Curator Mindy Solomon states: “I woke up last night after two seemingly prophetic dreams. In the first, I was called to the phone because of the impending death of a family member; and in the second, I was impossibly stalled getting to my critical destination, which in turn caused me to be late for one of the most important events of my life. The stagnancy of time and the thick, almost soupy like feel of the atmosphere in which I found myself pushing through, left me feeling bereft and sullen upon actual waking. The lingering memory of the dreams hang on me even now, several hours into a reasonably productive day. No doubt, current life circumstance is playing havoc on my subconscious, and the subsequent transferal of nervous energy, which has informed my every task. Artists also transform the sacred to the profane, moving dream and story through complex neural circuitry until the ideas find a tangible surface to be displayed upon. Does this purging of visions lesson the psychological burden of these memories and experiences? Artists Geandy Pavón and José Manuel Mesías, bend and twist imagery in ways that become extrapolated manifestations of realty and historic memory.”
Geandy Pavón describes his newest body of work, Political Fold as follows:
“In my opinion, the effectiveness of an image is inscribed in its potential as a ruin. I am interested in revealing the conceptual strength of an image by turning it into a ruin. I have found, in the classic media of painting, the most effective way to perpetuate this moment.
“Recently, I have developed a series of works in which I use archival photographic material which I wrinkle, cut, or fold to be used as a model for my paintings. The subject portrayed in each photograph allows me to travel from one genre to another, such as landscapes or portraits, but always conceived from the perspective of a still life painter.”
Pavón de-mythologizes symbols of history, capitalism, and government as a means of drawing the viewer into deeper narrative introspection.
About Geandy Pavón
Geandy Pavón is a Cuban-American painter and photographer born in 1974. He graduated from the National School of Fine Arts (ENA) in Havana, Cuba, also studying at the School of Fine Arts El Cucalambé, in Las Tunas, Cuba. Pavón has lived and worked in the New York metro area since 1996.
Interested in the “conceptual aura” of ruins and decay, and in everyday practices of power display, Pavón has explored these issues in his Empire and Wrinkle Portraits series. His latest work gained him critical acclaim, including New York Times critic Holland Cutter.

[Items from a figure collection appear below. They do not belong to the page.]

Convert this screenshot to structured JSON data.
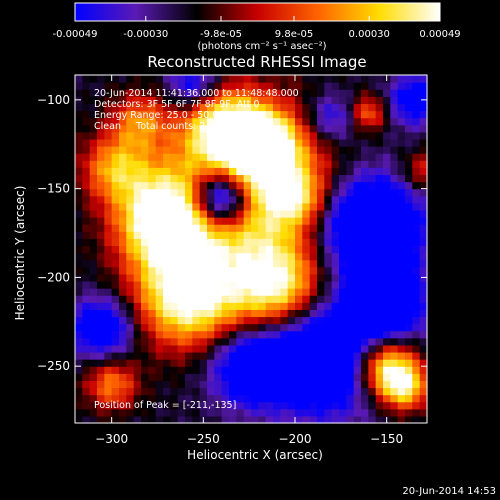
{
  "colorbar": {
    "ticks": [
      "-0.00049",
      "-0.00030",
      "-9.8e-05",
      "9.8e-05",
      "0.00030",
      "0.00049"
    ],
    "tick_values": [
      -0.00049,
      -0.0003,
      -9.8e-05,
      9.8e-05,
      0.0003,
      0.00049
    ],
    "range": [
      -0.00049,
      0.00049
    ],
    "units_label": "(photons cm⁻² s⁻¹ asec⁻²)",
    "stops": [
      "#0000ff",
      "#5a1ab4",
      "#000000",
      "#c80000",
      "#ff6400",
      "#ffdc00",
      "#ffffff"
    ]
  },
  "chart_data": {
    "type": "heatmap",
    "title": "Reconstructed RHESSI Image",
    "xlabel": "Heliocentric X (arcsec)",
    "ylabel": "Heliocentric Y (arcsec)",
    "xlim": [
      -320,
      -128
    ],
    "ylim": [
      -282,
      -86
    ],
    "x_ticks": [
      -300,
      -250,
      -200,
      -150
    ],
    "y_ticks": [
      -100,
      -150,
      -200,
      -250
    ],
    "grid": false,
    "annotations": [
      "20-Jun-2014 11:41:36.000 to 11:48:48.000",
      "Detectors: 3F 5F 6F 7F 8F 9F, Att 0",
      "Energy Range: 25.0 - 50.0 keV",
      "Clean     Total counts: 2.66E+04",
      "Position of Peak = [-211,-135]"
    ],
    "peak": {
      "x": -211,
      "y": -135
    },
    "sources": [
      {
        "x": -225,
        "y": -148,
        "amp": 1.0,
        "sigma": 30
      },
      {
        "x": -272,
        "y": -168,
        "amp": 0.95,
        "sigma": 18
      },
      {
        "x": -258,
        "y": -210,
        "amp": 0.95,
        "sigma": 20
      },
      {
        "x": -210,
        "y": -205,
        "amp": 0.8,
        "sigma": 17
      },
      {
        "x": -298,
        "y": -138,
        "amp": 0.55,
        "sigma": 13
      },
      {
        "x": -285,
        "y": -112,
        "amp": 0.45,
        "sigma": 11
      },
      {
        "x": -240,
        "y": -113,
        "amp": 0.6,
        "sigma": 14
      },
      {
        "x": -218,
        "y": -125,
        "amp": 0.8,
        "sigma": 12
      },
      {
        "x": -198,
        "y": -155,
        "amp": 0.35,
        "sigma": 10
      },
      {
        "x": -300,
        "y": -260,
        "amp": 0.5,
        "sigma": 10
      },
      {
        "x": -150,
        "y": -250,
        "amp": 0.9,
        "sigma": 12
      },
      {
        "x": -140,
        "y": -262,
        "amp": 0.6,
        "sigma": 9
      },
      {
        "x": -160,
        "y": -107,
        "amp": 0.45,
        "sigma": 7
      },
      {
        "x": -131,
        "y": -140,
        "amp": 0.35,
        "sigma": 8
      },
      {
        "x": -240,
        "y": -155,
        "amp": -1.3,
        "sigma": 12
      },
      {
        "x": -185,
        "y": -245,
        "amp": -0.8,
        "sigma": 22
      },
      {
        "x": -225,
        "y": -250,
        "amp": -0.6,
        "sigma": 15
      },
      {
        "x": -160,
        "y": -170,
        "amp": -0.9,
        "sigma": 20
      },
      {
        "x": -150,
        "y": -215,
        "amp": -0.7,
        "sigma": 15
      },
      {
        "x": -305,
        "y": -228,
        "amp": -0.6,
        "sigma": 12
      },
      {
        "x": -255,
        "y": -92,
        "amp": -0.5,
        "sigma": 10
      },
      {
        "x": -135,
        "y": -100,
        "amp": -0.5,
        "sigma": 10
      },
      {
        "x": -180,
        "y": -110,
        "amp": -0.4,
        "sigma": 10
      }
    ]
  },
  "footer": {
    "timestamp": "20-Jun-2014 14:53"
  }
}
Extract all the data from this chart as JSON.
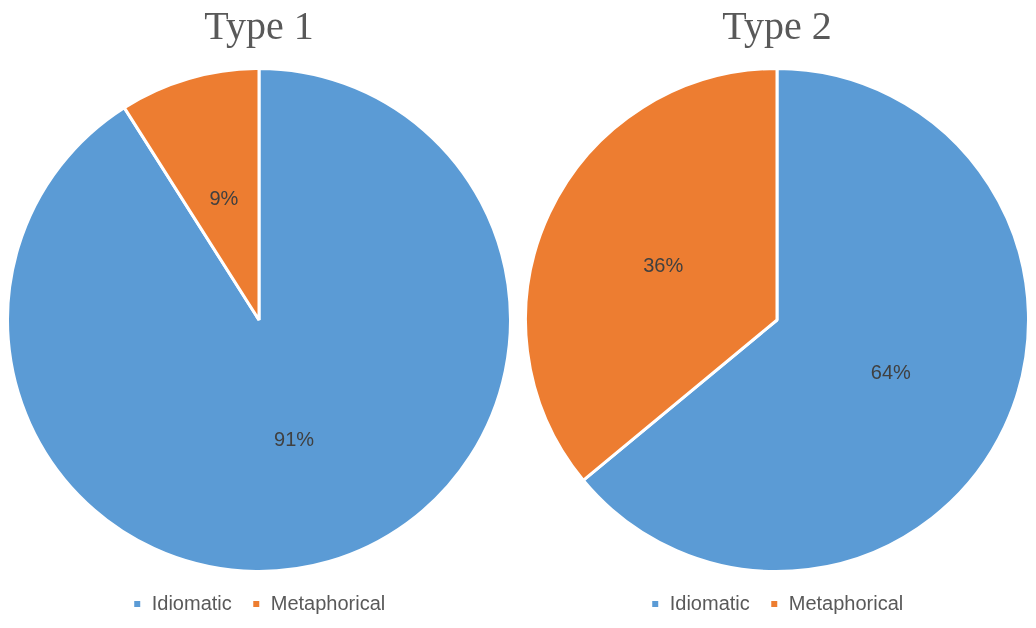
{
  "chart_data": [
    {
      "type": "pie",
      "title": "Type 1",
      "categories": [
        "Idiomatic",
        "Metaphorical"
      ],
      "values": [
        91,
        9
      ],
      "colors": [
        "#5b9bd5",
        "#ed7d31"
      ],
      "value_labels": [
        "91%",
        "9%"
      ],
      "legend": "bottom"
    },
    {
      "type": "pie",
      "title": "Type 2",
      "categories": [
        "Idiomatic",
        "Metaphorical"
      ],
      "values": [
        64,
        36
      ],
      "colors": [
        "#5b9bd5",
        "#ed7d31"
      ],
      "value_labels": [
        "64%",
        "36%"
      ],
      "legend": "bottom"
    }
  ]
}
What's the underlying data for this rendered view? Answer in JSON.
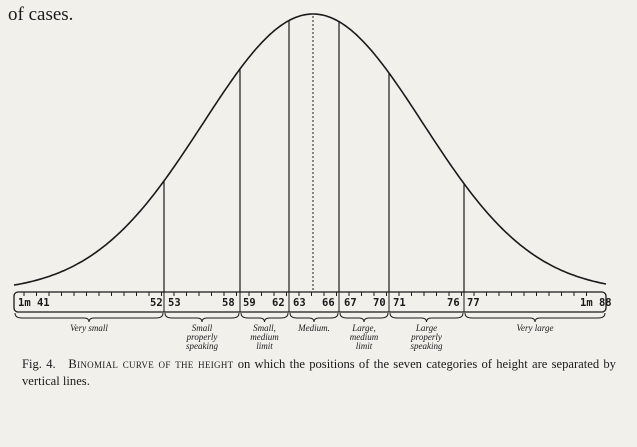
{
  "previous_text": "of cases.",
  "ruler": {
    "start_label": "1m 41",
    "end_label": "1m 88",
    "ticks": [
      {
        "label": "52"
      },
      {
        "label": "53"
      },
      {
        "label": "58"
      },
      {
        "label": "59"
      },
      {
        "label": "62"
      },
      {
        "label": "63"
      },
      {
        "label": "66"
      },
      {
        "label": "67"
      },
      {
        "label": "70"
      },
      {
        "label": "71"
      },
      {
        "label": "76"
      },
      {
        "label": "77"
      }
    ]
  },
  "categories": [
    {
      "lines": [
        "Very small"
      ]
    },
    {
      "lines": [
        "Small",
        "properly",
        "speaking"
      ]
    },
    {
      "lines": [
        "Small,",
        "medium",
        "limit"
      ]
    },
    {
      "lines": [
        "Medium."
      ]
    },
    {
      "lines": [
        "Large,",
        "medium",
        "limit"
      ]
    },
    {
      "lines": [
        "Large",
        "properly",
        "speaking"
      ]
    },
    {
      "lines": [
        "Very large"
      ]
    }
  ],
  "caption": {
    "fig_number": "Fig. 4.",
    "title_smallcaps": "Binomial curve of the height",
    "rest": " on which the positions of the seven categories of height are separated by vertical lines."
  }
}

In his work, Pavón also engages issues such as iconoclasm, totalitarianism, and ideology. Nemesis (2010-2012), one of his best-known works, consisted of guerrilla projections of photographs of renowned dissidents and political prisoners on the facades of the embassies and consulates (specifically, those representing their country of origin for prisoners in the US and Europe). Pavón’s work has been featured in individual and collective exhibitions such as Caribbean: crossroads of the world at Harlem Studio Museum and X Files Biennale at El Museo del Barrio. His work can be found in private and public collections in Mexico, Cuba, and the United States.